Stores data in columnar format
Processes data in vectors (chunks) instead of row-by-row

This is why it’s fast. Very fast. Often competitive with Spark for single-machine workloads.

Reads data directly (zero-copy vibes)¶

DuckDB can query:

Parquet
CSV
JSON
Arrow
Pandas / Polars DataFrames
S3 / HTTP / local files

Without importing them first.

SELECT avg(price)
FROM read_parquet('s3://bucket/sales/*.parquet');

How it compares to other tools¶

Tool	Best at	DuckDB difference
SQLite	App storage	DuckDB is analytical
Postgres	Transactions + analytics	DuckDB is faster for scans, simpler to embed
Pandas	In-memory analysis	DuckDB scales better + SQL
Spark	Distributed big data	DuckDB is single-node but simpler & often faster locally
BigQuery	Cloud analytics	DuckDB is local, offline, cheap (free)

Typical use cases¶

DuckDB shines when you:

Do data analysis in Python/R
Work with Parquet files
Need SQL over DataFrames
Want reproducible, local analytics
Don’t want to run a database server

Examples:

Feature engineering for ML
Exploratory data analysis
Replacing slow pandas groupbys
Local analytics before pushing to a warehouse

Limitations¶

DuckDB is not:

A transactional database
Multi-user concurrent server
Meant for high-write workloads

Rule of thumb:

If you’d normally reach for Spark, BigQuery, or heavy pandas, reach for DuckDB If you need users, writes, and locks, consider Postgres

Installing DuckDB¶

If you’re using Python without conda, install with pip:

pip install duckdb

If you’re using a conda environment, install with:

conda install python-duckdb -c conda-forge

Using DuckDB¶

Using DuckDB is as simple as importing the library and running SQL queries. Here’s a quick example:

import duckdb

duckdb.sql("SELECT 1").show()

┌───────┐
│   1   │
│ int32 │
├───────┤
│     1 │
└───────┘

Reading data with DuckDB¶

DuckDB can read data from multiple sources, including Parquet files, CSVs, and even directly from Pandas DataFrames. You can query these data sources using SQL syntax, making it easy to perform complex analyses without needing to load everything into memory first.
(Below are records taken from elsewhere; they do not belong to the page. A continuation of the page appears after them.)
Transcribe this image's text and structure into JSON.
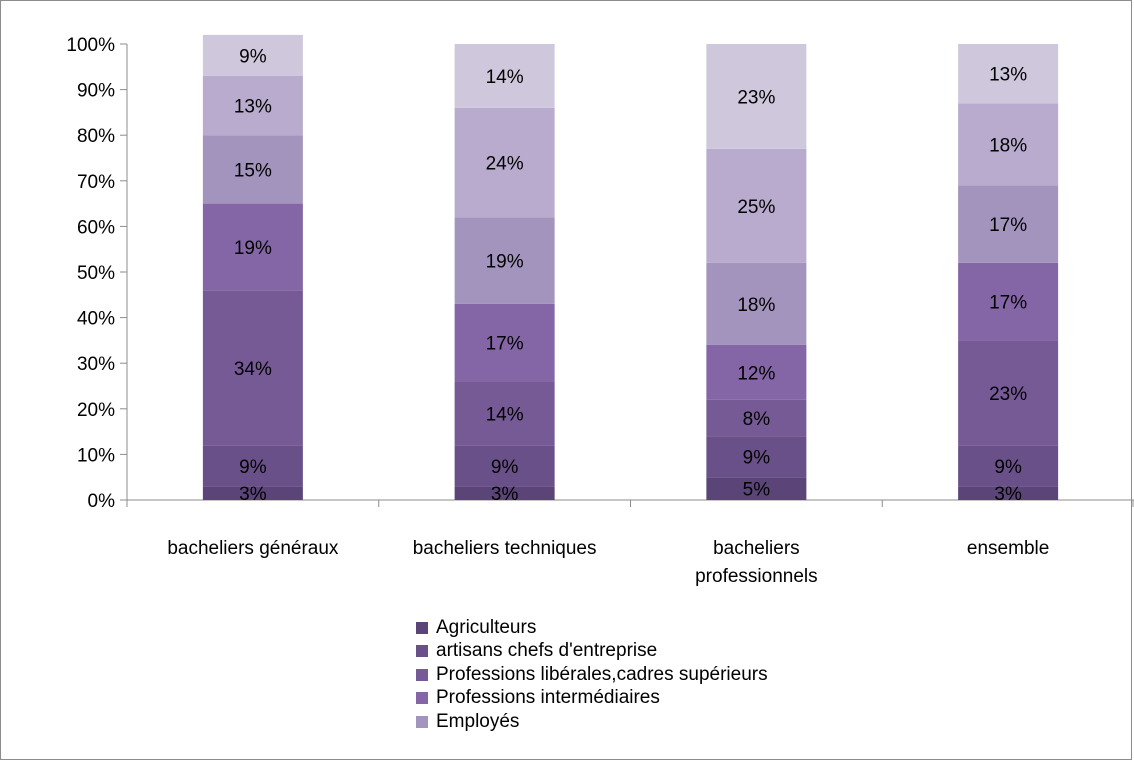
{
  "chart_data": {
    "type": "bar",
    "stacked": true,
    "percent": true,
    "categories": [
      [
        "bacheliers généraux"
      ],
      [
        "bacheliers techniques"
      ],
      [
        "bacheliers",
        "professionnels"
      ],
      [
        "ensemble"
      ]
    ],
    "y_ticks": [
      "0%",
      "10%",
      "20%",
      "30%",
      "40%",
      "50%",
      "60%",
      "70%",
      "80%",
      "90%",
      "100%"
    ],
    "ylim": [
      0,
      100
    ],
    "legend_position": "bottom",
    "series": [
      {
        "name": "Agriculteurs",
        "color": "#5b4478",
        "values": [
          3,
          3,
          5,
          3
        ],
        "labels": [
          "3%",
          "3%",
          "5%",
          "3%"
        ]
      },
      {
        "name": "artisans chefs d'entreprise",
        "color": "#6a5088",
        "values": [
          9,
          9,
          9,
          9
        ],
        "labels": [
          "9%",
          "9%",
          "9%",
          "9%"
        ]
      },
      {
        "name": "Professions libérales,cadres supérieurs",
        "color": "#765a95",
        "values": [
          34,
          14,
          8,
          23
        ],
        "labels": [
          "34%",
          "14%",
          "8%",
          "23%"
        ]
      },
      {
        "name": "Professions intermédiaires",
        "color": "#8466a6",
        "values": [
          19,
          17,
          12,
          17
        ],
        "labels": [
          "19%",
          "17%",
          "12%",
          "17%"
        ]
      },
      {
        "name": "Employés",
        "color": "#a394bd",
        "values": [
          15,
          19,
          18,
          17
        ],
        "labels": [
          "15%",
          "19%",
          "18%",
          "17%"
        ]
      },
      {
        "name": "",
        "color": "#b8abcd",
        "values": [
          13,
          24,
          25,
          18
        ],
        "labels": [
          "13%",
          "24%",
          "25%",
          "18%"
        ]
      },
      {
        "name": "",
        "color": "#cfc8dc",
        "values": [
          9,
          14,
          23,
          13
        ],
        "labels": [
          "9%",
          "14%",
          "23%",
          "13%"
        ]
      }
    ]
  }
}
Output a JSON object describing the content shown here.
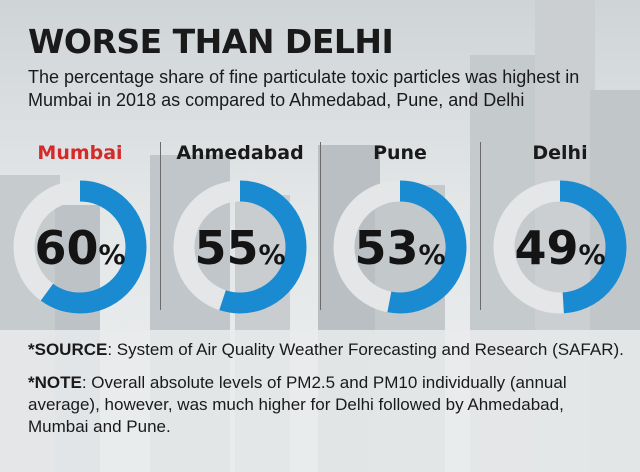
{
  "title": "WORSE THAN DELHI",
  "subtitle": "The percentage share of fine particulate toxic particles was highest in Mumbai in 2018 as compared to Ahmedabad, Pune, and Delhi",
  "source": {
    "label": "*SOURCE",
    "text": ": System of Air Quality Weather Forecasting and Research (SAFAR)."
  },
  "note": {
    "label": "*NOTE",
    "text": ": Overall absolute levels of PM2.5 and PM10 individually (annual average), however, was much higher for Delhi followed by Ahmedabad, Mumbai and Pune."
  },
  "colors": {
    "accent": "#1a8bd1",
    "track": "#e4e6e7",
    "highlight": "#d42a2a"
  },
  "chart_data": {
    "type": "pie",
    "unit": "%",
    "categories": [
      "Mumbai",
      "Ahmedabad",
      "Pune",
      "Delhi"
    ],
    "values": [
      60,
      55,
      53,
      49
    ],
    "highlight": "Mumbai",
    "labels": [
      "60",
      "55",
      "53",
      "49"
    ]
  }
}
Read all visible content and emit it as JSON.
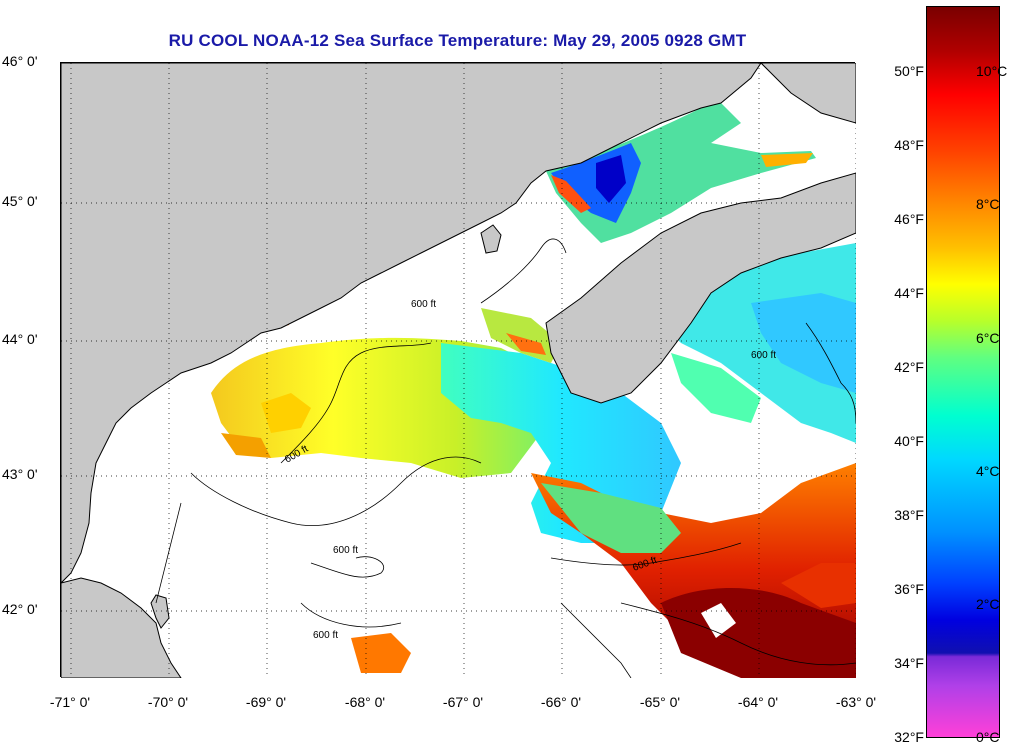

From DuckDB Documentation:

import duckdb

duckdb.read_csv("example.csv")                # read a CSV file into a Relation
duckdb.read_parquet("example.parquet")        # read a Parquet file into a Relation
duckdb.read_json("example.json")              # read a JSON file into a Relation

duckdb.sql("SELECT * FROM 'example.csv'")     # directly query a CSV file
duckdb.sql("SELECT * FROM 'example.parquet'") # directly query a Parquet file
duckdb.sql("SELECT * FROM 'example.json'")    # directly query a JSON file

DuckDB can directly query Pandas DataFrames without needing to load them into memory first. This allows you to leverage the power of SQL for data manipulation while still working with familiar DataFrame structures.

import pandas as pd

pandas_df = pd.DataFrame({"name": ["John", "Jane"], "age": [30, 25]})
duckdb.sql("SELECT * FROM pandas_df")

┌─────────┬───────┐
│  name   │  age  │
│ varchar │ int64 │
├─────────┼───────┤
│ John    │    30 │
│ Jane    │    25 │
└─────────┴───────┘

Persistent Storage¶

You can create a connection to a persistent database using duckdb.connect(dbname), although DuckDB is often used for ad-hoc analysis without needing to manage a database file.

For our credit card transactions analysis, we’ll be using DuckDB to query Parquet files directly, so we won’t need to set up a persistent database.